O’Bryan observed that, at audit time, industry and federal regulators almost never asked her clients for a list of outsourced services so that they could examine how the companies managed risk. Since it was her job to audit the technology infrastructure of her 102 financial clients so that they could sign off on financial statements, the loophole was very apparent. She knew regulators weren’t doing anything wrong because looking in-depth at data security controls was outside the scope of their audit responsibilities. But other than simply verifying the presence of security measures, there was virtually no data privacy oversight for information handled by outsourcers. Companies were not required to demonstrate the breadth of data security coverage or whether their in-house security was integrated with that of their outsourcers. As a result, she says, few organizations performed the necessary analysis of security controls they relied on, and fewer, if any, actually tested those controls. The financial institutions shrugged it off for the most part, she says, because they thought data security was the outsourcer’s responsibility, not theirs. “What we needed was documentation showing how information is shared between companies and outsourcers, how their networks interface and how the data is being protected,” she says.

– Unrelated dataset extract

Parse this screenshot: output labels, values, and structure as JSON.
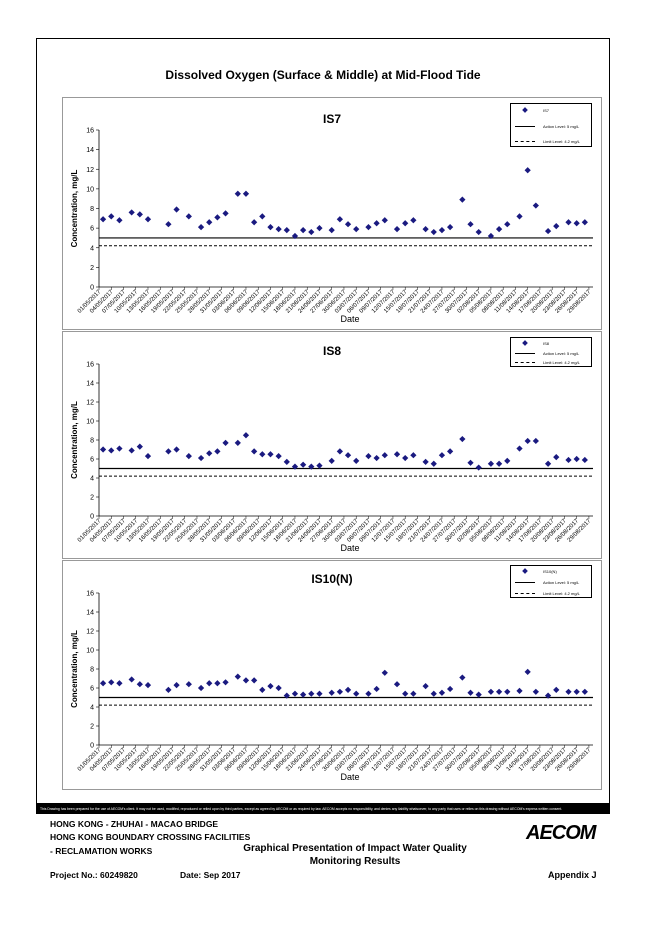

O’Bryan felt the lack of data privacy oversight needed the attention of the entire financial services industry. As a member of Bits, the lobbying group founded by CEOs from the top 100 financial companies in the nation, she brought up the idea of creating an industrywide framework for governing risk management in outsourcing at a meeting. The other members of Bits agreed the issue demanded action and set to work creating the framework, a process that took a year. O’Bryan now cochairs the committee in charge of expanding the framework, which was ratified in 2001. The new regulations require financial companies to apply the same security measures to outsourced information as they would if the data was handled in-house. “You can outsource IT and business processing, but you can’t outsource the risk,” O’Bryan says. “That creates a challenge for service providers, many of whom are being forced into creating formal security and contingency planning policies of their own in order to service financial clients.” While the Bits framework has helped regulators increase their scrutiny of outsourced risk management, this issue remains somewhat unresolved, she says, because most business managers still believe they can outsource risk, an attitude that has to change for sound security to be achieved.

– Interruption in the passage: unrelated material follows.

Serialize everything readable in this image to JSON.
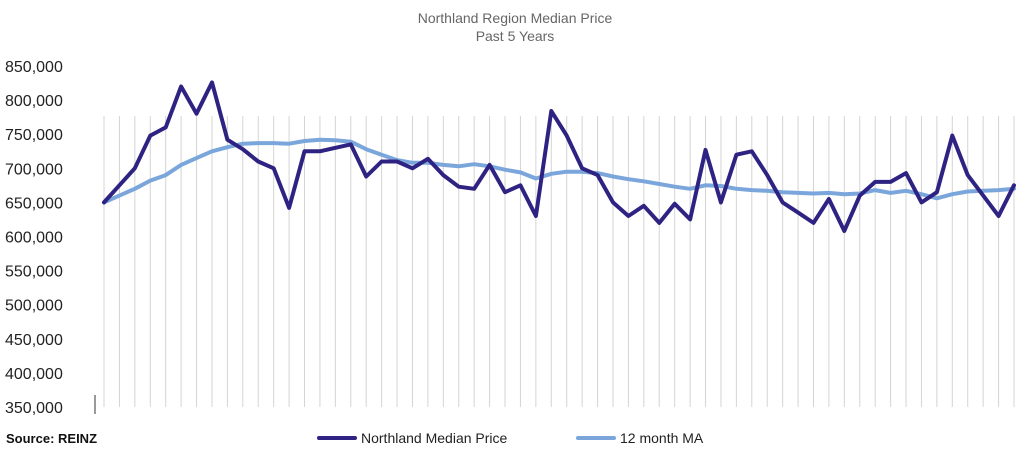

Not surprising, O’Bryan handles the challenge of forcing change upon an industry mired in tradition and regulation with aplomb. She does, after all, thrive on pressure and responsibility. Like many security executives, O’Bryan is a part-time student, but the degree she’s pursuing is probably unique in the IT security field. She’s in the process of earning a master’s in theology, her third advanced degree (she already holds an MBA and a master’s of information systems). And no, she’s not praying for secure networks.

In the future, she wants to work with teenagers to “help steer them in the right direction.” But that’s a few years off. Her immediate goals are to move closer to the strategic side of the business so she can become less involved with day-to-day operations. “I’m a strategist at heart, and I have a vision of what security should mean to the business,” she explains. At some point she’d like to do more industry lobbying in Washington, D.C., but for right now she’s happy commuting from her home 65 miles outside Chicago and helping protect the assets of ABN Amro’s worldwide clients.

“At the end of the day, that’s what feels good,” O’Bryan says.